A container disk provides temporary storage that exists only while a worker is running. Each worker gets its own isolated container disk, with a default size of 64GB for GPU endpoints. You can read and write temporary files to the container disk using standard filesystem operations from within @Endpoint functions. Any file that is not written to a network volume (at /runpod-volume/) is written to the container disk, and will be erased when the worker stops.

Configuring container disk size (GPU-only)

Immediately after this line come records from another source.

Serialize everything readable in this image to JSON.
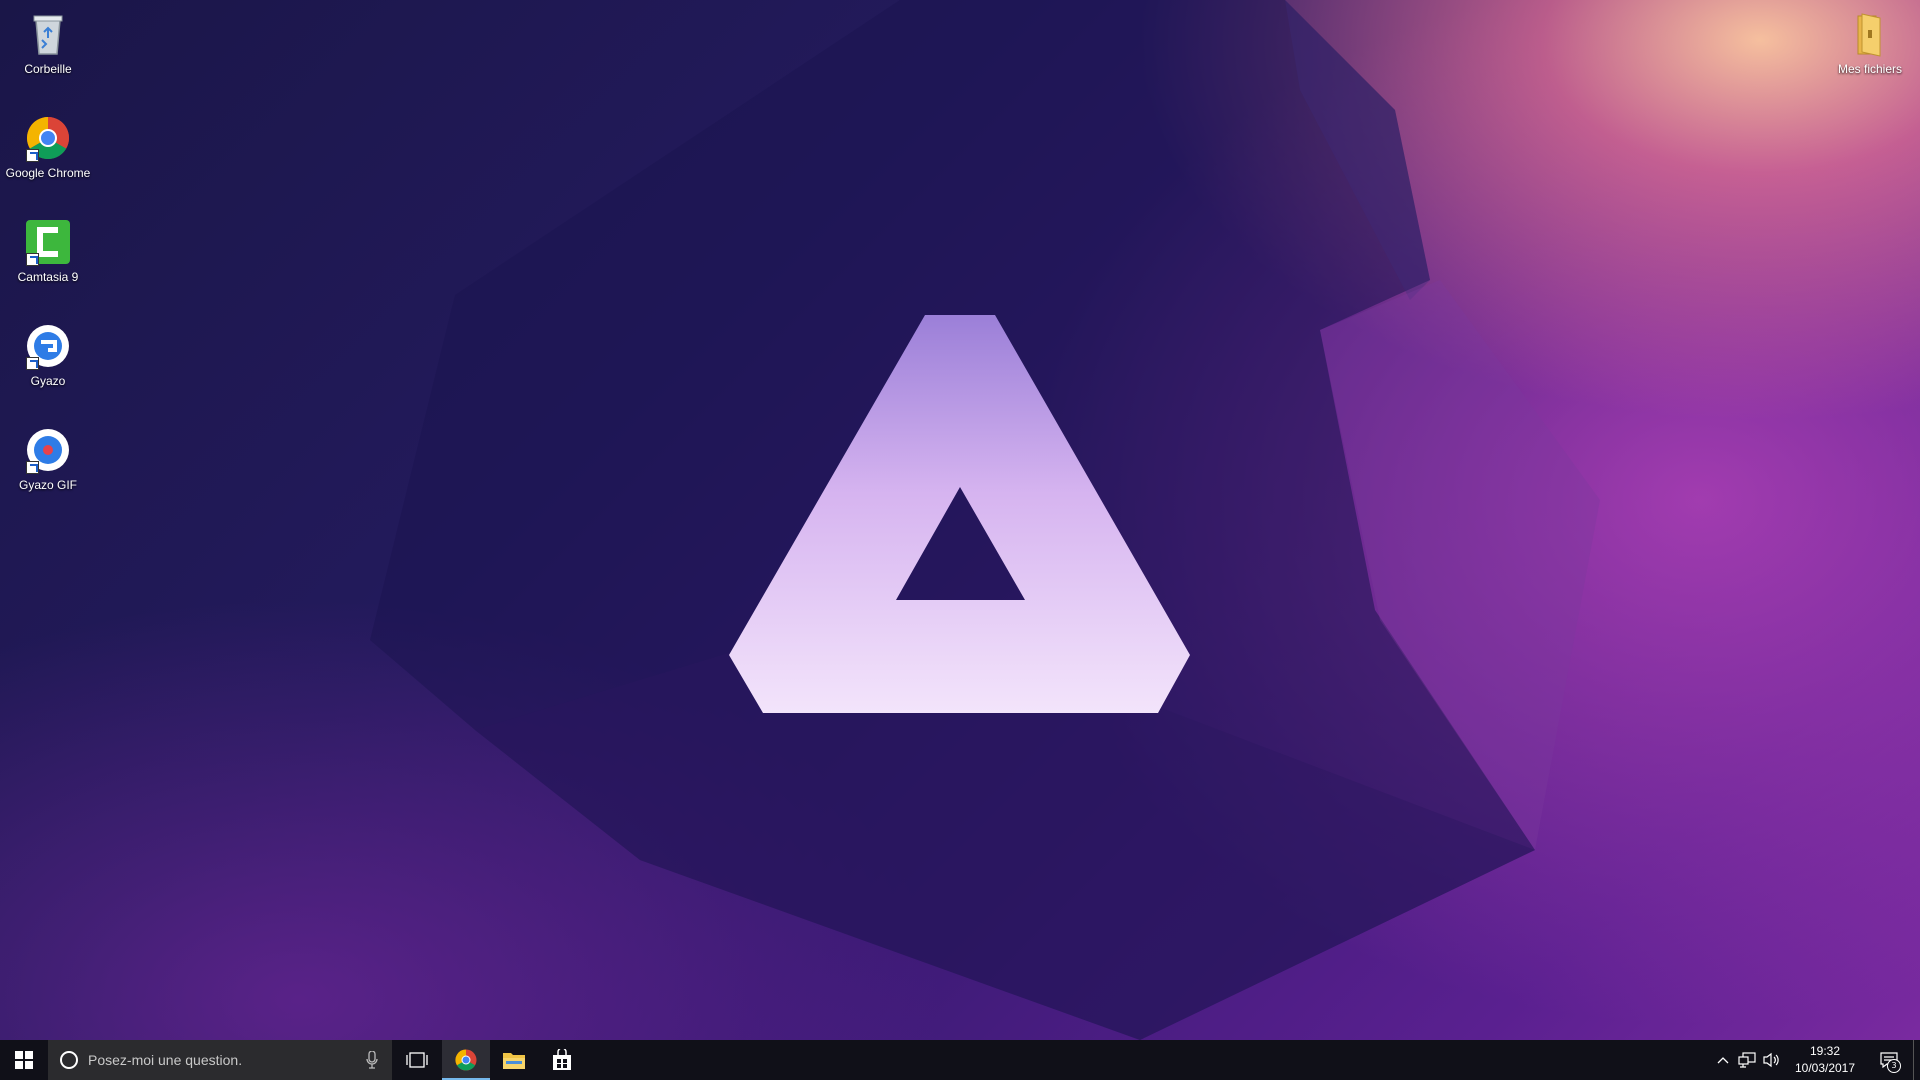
{
  "desktop": {
    "icons_left": [
      {
        "label": "Corbeille",
        "icon": "recycle-bin-icon"
      },
      {
        "label": "Google Chrome",
        "icon": "chrome-icon"
      },
      {
        "label": "Camtasia 9",
        "icon": "camtasia-icon"
      },
      {
        "label": "Gyazo",
        "icon": "gyazo-icon"
      },
      {
        "label": "Gyazo GIF",
        "icon": "gyazo-gif-icon"
      }
    ],
    "icon_right": {
      "label": "Mes fichiers",
      "icon": "folder-icon"
    }
  },
  "taskbar": {
    "search_placeholder": "Posez-moi une question.",
    "pinned_apps": [
      "chrome-icon",
      "file-explorer-icon",
      "store-icon"
    ],
    "active_app": "chrome-icon",
    "clock": {
      "time": "19:32",
      "date": "10/03/2017"
    },
    "notification_count": "3"
  },
  "colors": {
    "taskbar_bg": "#101018",
    "search_bg": "#2b2b2e",
    "active_indicator": "#76b9ed",
    "logo_top": "#9b7fd8",
    "logo_bottom": "#f3e4fb"
  }
}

Configure container disk size for GPU endpoints using the template parameter (default: 64GB).
from runpod_flash import Endpoint, GpuType, PodTemplate

@Endpoint(
    name="large-temp-storage",
    gpu=GpuType.NVIDIA_A100_80GB_PCIe,
    template=PodTemplate(containerDiskInGb=100)
)
async def process(data: dict) -> dict:
    # 100GB container disk available
    ...

CPU auto-sizing

CPU endpoints automatically adjust container disk size based on instance limits:
  • CPU3G and CPU3C instances: vCPU count × 10GB (e.g., 2 vCPU = 20GB)
  • CPU5C instances: vCPU count × 15GB (e.g., 4 vCPU = 60GB)
If you specify a custom size that exceeds the instance limit, deployment will fail with a validation error.

Network volumes

Network volumes provide persistent storage that survives worker restarts. Use this to share data between endpoint functions with the same network volume attached, or to persist data between runs.

Attaching network volumes

Attach a network volume using the volume parameter. Flash uses the volume name to find an existing volume or create a new one:
from runpod_flash import Endpoint, GpuType, NetworkVolume

vol = NetworkVolume(name="model-cache")  # Finds existing or creates new

@Endpoint(
    name="persistent-storage",
    gpu=GpuType.NVIDIA_A100_80GB_PCIe,
    volume=vol
)
async def process(data: dict) -> dict:
    # Access files at /runpod-volume/
    ...

Accessing network volume files

Network volumes mount at /runpod-volume/ and can be accessed like a regular filesystem:
from runpod_flash import Endpoint, GpuType, NetworkVolume

vol = NetworkVolume(name="model-storage")

@Endpoint(
    name="model-server",
    gpu=GpuType.NVIDIA_A100_80GB_PCIe,
    volume=vol,
    dependencies=["torch", "transformers"]
)
async def run_inference(prompt: str) -> dict:
    from transformers import AutoModelForCausalLM, AutoTokenizer

    # Load model from network volume
    # Persists across worker restarts and shared between workers
    model_path = "/runpod-volume/models/llama-7b"
    model = AutoModelForCausalLM.from_pretrained(model_path)
    tokenizer = AutoTokenizer.from_pretrained(model_path)

    # Run inference
    inputs = tokenizer(prompt, return_tensors="pt").to("cuda")
    outputs = model.generate(**inputs, max_length=100)
    text = tokenizer.decode(outputs[0])

    return {"generated_text": text}

Load-balanced endpoints with storage

from runpod_flash import Endpoint, GpuType, NetworkVolume

vol = NetworkVolume(name="model-storage")

api = Endpoint(
    name="inference-api",
    gpu=GpuType.NVIDIA_GEFORCE_RTX_4090,
    volume=vol,
    workers=(1, 5)
)

@api.post("/generate")
async def generate(prompt: str) -> dict:
    from transformers import AutoModelForCausalLM

    model = AutoModelForCausalLM.from_pretrained("/runpod-volume/models/gpt2")
    # Generate text
    return {"text": "generated"}

@api.get("/models")
async def list_models() -> dict:
    import os
    models = os.listdir("/runpod-volume/models")
    return {"models": models}

Creating and managing network volumes

Network volumes must be created before attaching them to an Endpoint. See Network volumes for detailed instructions.